Nie zamierzał przeszkadzać Lucasowi w handlu, więc nie wtrącał się do rozmowy, tylko podszedł do Boba.
- I jakie pierwsze wrażenia? - spytał cicho.
- Dziura jakich wiele - Bob zrobił skwaszoną minę - I to chyba i taka dziura, gdzie nawet się nie idzie napić, ani zamoczyć… - Cicho się zaśmiał.
- Dziura pod patronatem Dominiona - równie cicho odparł James. - Ale rozejrzyj się... Zrób odpowiednią minę... A nuż jakaś panienka się tobą zainteresuje. I odwiedzi cię w ratuszu - dodał.
- Ta, jasne… - Bob jakoś optymistyczny nie był, chociaż w sumie rozejrzał się wokół, po czym podrapał pod czapką - Poszlajamy się tu i jakiś poszukamy, czy coś?
- Zostawimy harleya w ratuszu, wszak Anioł go nie weźmie, i się rozejrzymy po okolicy? - zaproponował cicho James. - Chyba nie chcesz targać tej maszyny ze sobą, podczas gdy będziesz wypatrywać jakichś zgrabnych nóżek?

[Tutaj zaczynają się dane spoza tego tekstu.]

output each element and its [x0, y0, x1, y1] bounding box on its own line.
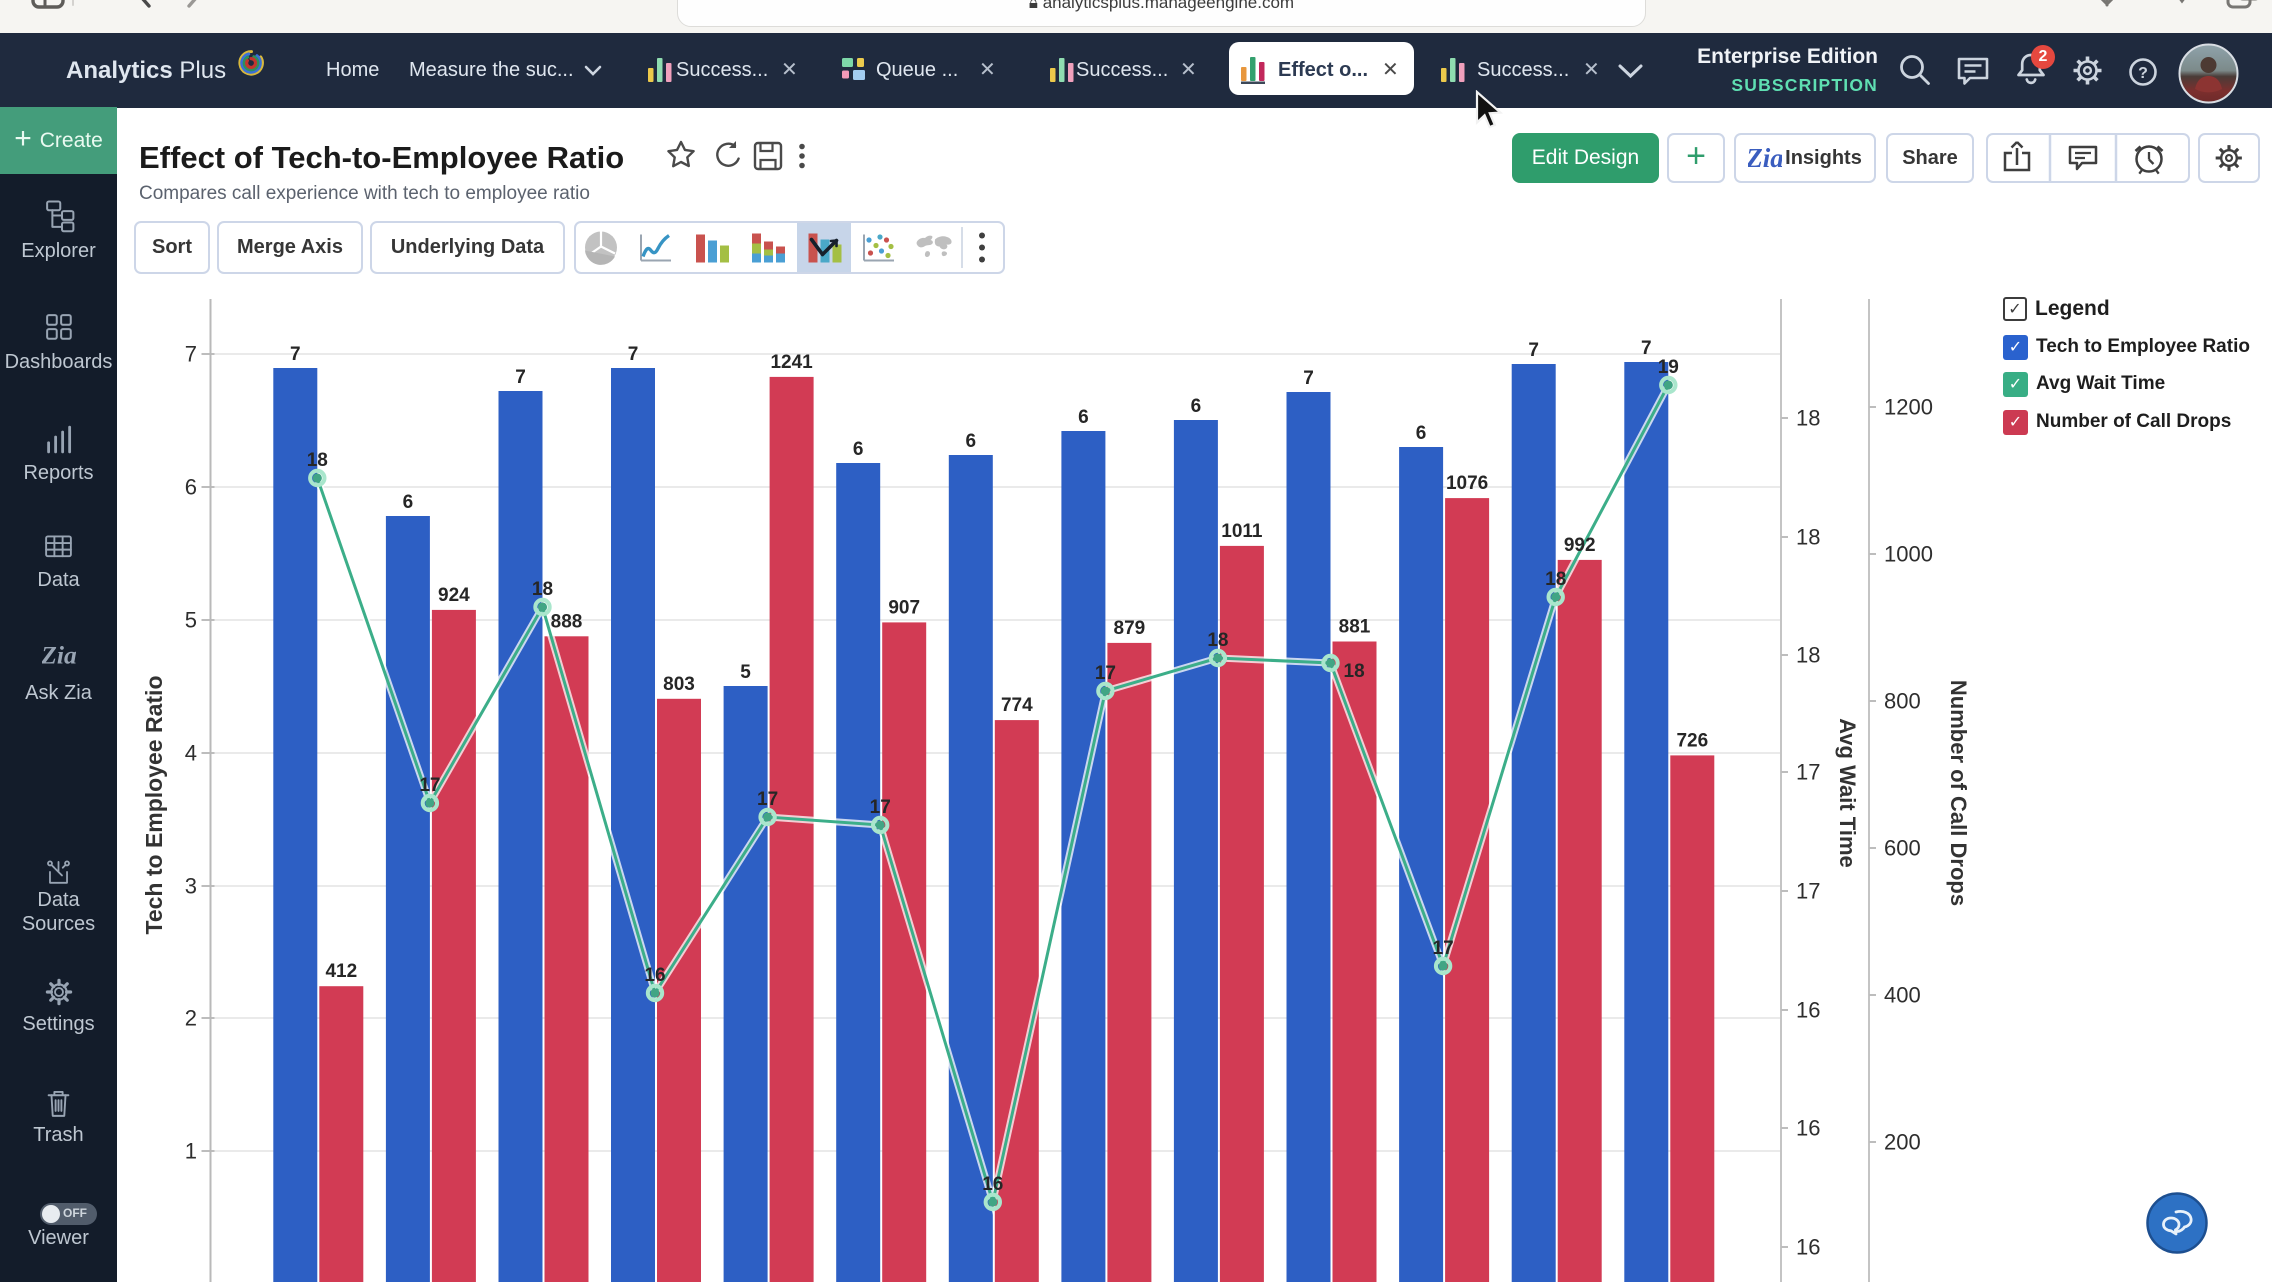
svg-text:907: 907: [888, 597, 920, 618]
svg-text:1076: 1076: [1446, 473, 1488, 494]
svg-text:3: 3: [185, 874, 197, 899]
svg-text:7: 7: [1641, 338, 1652, 359]
svg-text:18: 18: [1796, 525, 1820, 550]
svg-text:1: 1: [185, 1139, 197, 1164]
svg-text:18: 18: [532, 579, 553, 600]
svg-text:888: 888: [551, 611, 583, 632]
svg-text:6: 6: [185, 475, 197, 500]
svg-text:800: 800: [1884, 689, 1921, 714]
svg-text:18: 18: [307, 450, 328, 471]
svg-text:17: 17: [870, 797, 891, 818]
svg-text:1000: 1000: [1884, 542, 1933, 567]
svg-text:200: 200: [1884, 1130, 1921, 1155]
svg-text:6: 6: [1416, 423, 1427, 444]
svg-text:726: 726: [1676, 730, 1708, 751]
svg-text:Zia: Zia: [42, 641, 76, 670]
svg-text:6: 6: [853, 439, 864, 460]
svg-text:17: 17: [419, 775, 440, 796]
svg-text:16: 16: [644, 965, 665, 986]
svg-text:Zia: Zia: [1748, 143, 1782, 173]
svg-text:17: 17: [1796, 879, 1820, 904]
svg-text:17: 17: [1796, 760, 1820, 785]
svg-text:18: 18: [1545, 569, 1566, 590]
svg-text:?: ?: [2138, 65, 2148, 82]
svg-text:881: 881: [1339, 617, 1371, 638]
svg-text:924: 924: [438, 585, 470, 606]
svg-text:2: 2: [185, 1006, 197, 1031]
svg-text:Tech to Employee Ratio: Tech to Employee Ratio: [141, 675, 167, 934]
svg-text:5: 5: [185, 608, 197, 633]
svg-text:7: 7: [628, 344, 639, 365]
svg-text:Number of Call Drops: Number of Call Drops: [1946, 680, 1971, 906]
svg-text:400: 400: [1884, 983, 1921, 1008]
svg-text:803: 803: [663, 674, 695, 695]
svg-text:17: 17: [757, 789, 778, 810]
svg-text:6: 6: [1191, 396, 1202, 417]
svg-text:5: 5: [740, 662, 751, 683]
svg-text:16: 16: [1796, 998, 1820, 1023]
svg-text:6: 6: [966, 431, 977, 452]
svg-text:7: 7: [1303, 368, 1314, 389]
svg-text:7: 7: [515, 367, 526, 388]
svg-text:18: 18: [1796, 643, 1820, 668]
svg-text:600: 600: [1884, 836, 1921, 861]
svg-text:7: 7: [185, 342, 197, 367]
svg-text:879: 879: [1114, 618, 1146, 639]
svg-text:16: 16: [1796, 1235, 1820, 1260]
svg-text:6: 6: [1078, 407, 1089, 428]
svg-text:992: 992: [1564, 535, 1596, 556]
svg-text:Avg Wait Time: Avg Wait Time: [1835, 718, 1860, 868]
svg-text:16: 16: [1796, 1116, 1820, 1141]
svg-text:412: 412: [325, 961, 357, 982]
svg-text:17: 17: [1095, 663, 1116, 684]
svg-text:18: 18: [1207, 630, 1228, 651]
svg-text:1241: 1241: [770, 352, 813, 373]
svg-text:17: 17: [1433, 938, 1454, 959]
svg-text:16: 16: [982, 1174, 1003, 1195]
svg-text:1011: 1011: [1221, 521, 1263, 542]
svg-text:18: 18: [1344, 661, 1365, 682]
svg-text:19: 19: [1658, 357, 1679, 378]
svg-text:7: 7: [290, 344, 301, 365]
svg-text:1200: 1200: [1884, 395, 1933, 420]
svg-text:774: 774: [1001, 695, 1033, 716]
svg-text:7: 7: [1528, 340, 1539, 361]
svg-text:18: 18: [1796, 406, 1820, 431]
svg-text:4: 4: [185, 741, 197, 766]
svg-text:6: 6: [403, 492, 414, 513]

- W sumie na motor szybciej lecą - Zaśmiał się Bob.
- W sumie nigdy nie próbowałem - odparł James z uśmiechem. - To w którą stronę ruszasz? Żebyśmy sobie nie wchodzili w paradę?
- Chcesz się rozdzielać? Wyruszyć na "samotne łowy"? No nie pierdol James… serio mam wymieniać 20 powodów przeciw takiemu pomysłowi? - Mechanik spojrzał zdziwiony.
- Nie, prawdę mówiąc nie chcę - odparł James. - I nie musisz nic wymieniać. - Uśmiechnął się. - Ruszamy sprawdzić warunki w ratuszu, czy poczekamy cierpliwie, aż ta dwójka - spojrzał na Lucasa i Orianę - dowie się wszystkiego o chorych i potrzebujących?
Pytanie stało się nieaktualne, bowiem Oriana przestała reklamować swe możliwości.
- Jedź przodem - powiedział do Boba. - I zajmij jakąś dobrą miejscówkę - dodał z lekkim uśmiechem.
Nie czekając na odpowiedź ruszył w stronę forda.
- Ta jes szefie! - Zaśmiał się Bob za Jamesem, który odpowiedział żartobliwym salutem.
Chwilę później James był już w samochodzie, a gdy Oriana i Lucas zajęli miejsca, ruszył za Bobem w stronę ratusza.

Towarzystwo ruszyło więc do ratusza, w którym przebywał anioł, by zakwaterować się tam na noc, a wszelkie inne zajęcia to później. Ciekawe co ich czekało w siedzibie Dominiona i o co chodziło z nim samym… w wielu głowach plątało się wiele myśli i pytań.